Un grupo de desaprensivos intentó retener -por fortuna, sin éxito- a la expresidenta de Madrid Esperanza Aguirre, aprovechando que había desamparado su coche mientras sacaba dinero para una partida de bridge.

Famosa por su resolución de carácter, Aguirre eludió a los acosadores mediante un audaz volantazo y solo al llegar a su casa cayó en la cuenta de que llevaban uniforme. No hay mal que por bien no venga. Gracias a esa feliz conjunción de circunstancias hemos asistido, por fin, al espectáculo de una dirigente conservadora que pone a caer de un burro -o de una moto- a la policía.

Como si fuera un ciudadano del común apostado en la barra de un bar, la líder del PP madrileño culpó a los guardias de tráfico por enviciarse con las multas, aparcar mal las motos y observar un comportamiento machista y probablemente leninista.

Ha tenido que ser, en fin, uno de esos políticos generalmente tan denostados, el que pusiera en su sitio a los policías desfachatados que fríen a multas al pueblo. Aguirre, a la que algún malvado calificó de "cólera de Dior" por su condición de aristócrata, ha demostrado que sintoniza con las preocupaciones de la gente; aunque para ello tuviera que emplearse con la contundencia de El Vaquilla al volante.

Alguien tenía que decirlo: y quién mejor que Esperanza Aguirre, famosa por su facundia y por ese talante chulesco que solo los miembros más distinguidos de la aristocracia pueden exhibir sin complejos en España.

El carisma de la intrépida automovilista la llevó a ganar elecciones por ancha mayoría, pero no solo eso. Antes de que tal sucediera, ya se había ganado la gloria televisiva -mucho más importante- al conseguir que un famoso programa de sátira le dedicase toda una sección para ella sola bajo el título: "El rincón de Espe". Allí la sacaba semana tras semana Pablo Carbonell cada vez que la entonces ministra de Cultura soltaba alguna de sus ocurrencias por la boca.

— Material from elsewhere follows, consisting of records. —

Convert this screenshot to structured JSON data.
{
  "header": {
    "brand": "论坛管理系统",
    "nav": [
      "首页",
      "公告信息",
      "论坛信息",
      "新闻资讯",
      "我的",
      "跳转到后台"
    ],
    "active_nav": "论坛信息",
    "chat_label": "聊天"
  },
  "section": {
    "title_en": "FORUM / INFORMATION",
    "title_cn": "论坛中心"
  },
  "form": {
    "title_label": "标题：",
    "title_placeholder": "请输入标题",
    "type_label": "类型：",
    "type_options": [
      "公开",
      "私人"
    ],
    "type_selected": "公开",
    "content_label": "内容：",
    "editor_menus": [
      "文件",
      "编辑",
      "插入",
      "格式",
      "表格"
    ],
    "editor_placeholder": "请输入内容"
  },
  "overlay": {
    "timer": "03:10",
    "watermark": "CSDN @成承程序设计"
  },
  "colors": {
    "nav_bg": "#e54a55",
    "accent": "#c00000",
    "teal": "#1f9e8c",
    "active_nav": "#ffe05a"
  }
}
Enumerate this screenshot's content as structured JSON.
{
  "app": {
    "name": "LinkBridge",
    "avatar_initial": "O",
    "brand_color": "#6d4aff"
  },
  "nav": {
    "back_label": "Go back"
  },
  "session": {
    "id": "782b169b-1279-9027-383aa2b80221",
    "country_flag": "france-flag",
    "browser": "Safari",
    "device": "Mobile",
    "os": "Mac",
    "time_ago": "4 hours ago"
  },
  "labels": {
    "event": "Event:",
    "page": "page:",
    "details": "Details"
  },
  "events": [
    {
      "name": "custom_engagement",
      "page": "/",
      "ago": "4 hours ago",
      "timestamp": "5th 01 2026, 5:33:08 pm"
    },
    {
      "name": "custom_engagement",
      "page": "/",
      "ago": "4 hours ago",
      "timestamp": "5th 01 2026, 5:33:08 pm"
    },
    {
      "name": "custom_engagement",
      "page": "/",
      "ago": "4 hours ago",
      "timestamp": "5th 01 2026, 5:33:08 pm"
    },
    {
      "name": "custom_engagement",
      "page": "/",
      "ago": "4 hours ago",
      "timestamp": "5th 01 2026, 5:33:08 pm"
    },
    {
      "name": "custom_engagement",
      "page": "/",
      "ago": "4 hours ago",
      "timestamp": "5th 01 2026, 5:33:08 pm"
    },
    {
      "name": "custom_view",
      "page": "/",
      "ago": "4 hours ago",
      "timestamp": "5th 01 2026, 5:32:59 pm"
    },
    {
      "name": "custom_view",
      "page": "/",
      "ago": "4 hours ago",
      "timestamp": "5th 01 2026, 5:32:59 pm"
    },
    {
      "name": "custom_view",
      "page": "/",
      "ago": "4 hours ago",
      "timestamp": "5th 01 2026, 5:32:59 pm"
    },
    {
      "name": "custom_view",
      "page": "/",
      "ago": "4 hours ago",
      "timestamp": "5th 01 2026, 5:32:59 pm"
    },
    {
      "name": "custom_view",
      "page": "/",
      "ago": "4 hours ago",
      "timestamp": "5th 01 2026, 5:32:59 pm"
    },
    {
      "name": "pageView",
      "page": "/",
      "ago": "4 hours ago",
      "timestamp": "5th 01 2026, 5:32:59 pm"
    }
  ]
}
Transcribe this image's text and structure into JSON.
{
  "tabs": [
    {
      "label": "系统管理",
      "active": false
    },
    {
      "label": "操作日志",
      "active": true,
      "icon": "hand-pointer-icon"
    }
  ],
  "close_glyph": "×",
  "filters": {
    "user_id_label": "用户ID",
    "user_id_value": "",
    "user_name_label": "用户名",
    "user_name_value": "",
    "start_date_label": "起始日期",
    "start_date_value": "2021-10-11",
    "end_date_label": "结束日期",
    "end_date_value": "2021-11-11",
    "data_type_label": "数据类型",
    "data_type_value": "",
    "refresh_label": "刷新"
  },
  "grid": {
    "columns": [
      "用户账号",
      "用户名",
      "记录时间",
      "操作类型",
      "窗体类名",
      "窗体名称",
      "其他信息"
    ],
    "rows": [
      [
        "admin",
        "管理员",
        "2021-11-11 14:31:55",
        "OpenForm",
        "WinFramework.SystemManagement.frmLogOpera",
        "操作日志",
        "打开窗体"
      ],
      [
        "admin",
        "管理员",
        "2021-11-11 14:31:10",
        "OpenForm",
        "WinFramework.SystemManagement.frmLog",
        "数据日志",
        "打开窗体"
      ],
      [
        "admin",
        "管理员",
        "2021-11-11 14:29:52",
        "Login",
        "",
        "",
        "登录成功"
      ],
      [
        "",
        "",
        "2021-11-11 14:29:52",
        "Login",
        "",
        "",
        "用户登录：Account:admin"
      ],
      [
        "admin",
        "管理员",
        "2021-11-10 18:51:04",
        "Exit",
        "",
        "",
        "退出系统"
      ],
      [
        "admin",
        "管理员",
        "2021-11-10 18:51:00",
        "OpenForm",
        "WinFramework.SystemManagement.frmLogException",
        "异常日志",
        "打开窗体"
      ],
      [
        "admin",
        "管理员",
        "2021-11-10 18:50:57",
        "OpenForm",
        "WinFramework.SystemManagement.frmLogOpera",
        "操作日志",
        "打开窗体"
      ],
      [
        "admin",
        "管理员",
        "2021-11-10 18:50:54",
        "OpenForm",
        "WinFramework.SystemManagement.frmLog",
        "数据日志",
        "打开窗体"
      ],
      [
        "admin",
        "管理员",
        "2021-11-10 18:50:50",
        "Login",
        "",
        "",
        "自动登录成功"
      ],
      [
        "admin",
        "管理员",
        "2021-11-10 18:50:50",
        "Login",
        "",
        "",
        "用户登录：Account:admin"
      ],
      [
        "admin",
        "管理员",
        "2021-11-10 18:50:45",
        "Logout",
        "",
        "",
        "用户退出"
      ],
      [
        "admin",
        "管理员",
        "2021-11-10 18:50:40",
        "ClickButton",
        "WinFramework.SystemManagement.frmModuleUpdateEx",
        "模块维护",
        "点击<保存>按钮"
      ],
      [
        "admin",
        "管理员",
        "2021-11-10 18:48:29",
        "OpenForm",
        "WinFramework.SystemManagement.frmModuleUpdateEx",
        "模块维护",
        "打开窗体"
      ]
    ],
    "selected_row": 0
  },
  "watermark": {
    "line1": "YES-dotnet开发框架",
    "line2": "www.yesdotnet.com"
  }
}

Nunca se supo sí se hacía la tonta o no tenía demasiadas dificultades para asumir tal papel; pero eso importa poco. Gracias al rincón de popularidad que le proporcionó "Caiga quien caiga" -programa dirigido por Wyoming-, Aguirre lograría darse a conocer en toda España. De ahí a la presidencia de Madrid ya solo mediaba un paso.

Los políticos de rompe y rasga que todo lo arreglan en dos patadas -o con un golpe de volante- son parte de la tradición española más castiza; aunque ahora estén más de moda en Venezuela que por aquí. Aguirre ya había exhibido profusamente su casticismo al vestirse de chulapa en las impostadas verbenas de San Isidro y al celebrar, como liberal, la victoria de los frailes y la Inquisición sobre los principios de la Ilustración que traían los soldados napoleónicos en sus mochilas.

Ahora ha pasado de liberal a libertaria en una acción que acaso se sientan tentados de imitar sus seguidores, gente de orden en general. A partir del incidente en la Gran Vía, la desobediencia a la autoridad -que es un delito y a la vez un principio ideológico- se va a abaratar considerablemente merced al formidable impulso que le ha dado una lideresa que hace apenas una semana pedía a los manifestantes "respeto" a la policía.

Habrá que ver cuántos infractores del Código de la Circulación se acogen o no a la novedosa "enmienda Aguirre" para huir impunemente de los guardias. Con tan ilustre antecedente, va a ser difícil reprochárselo.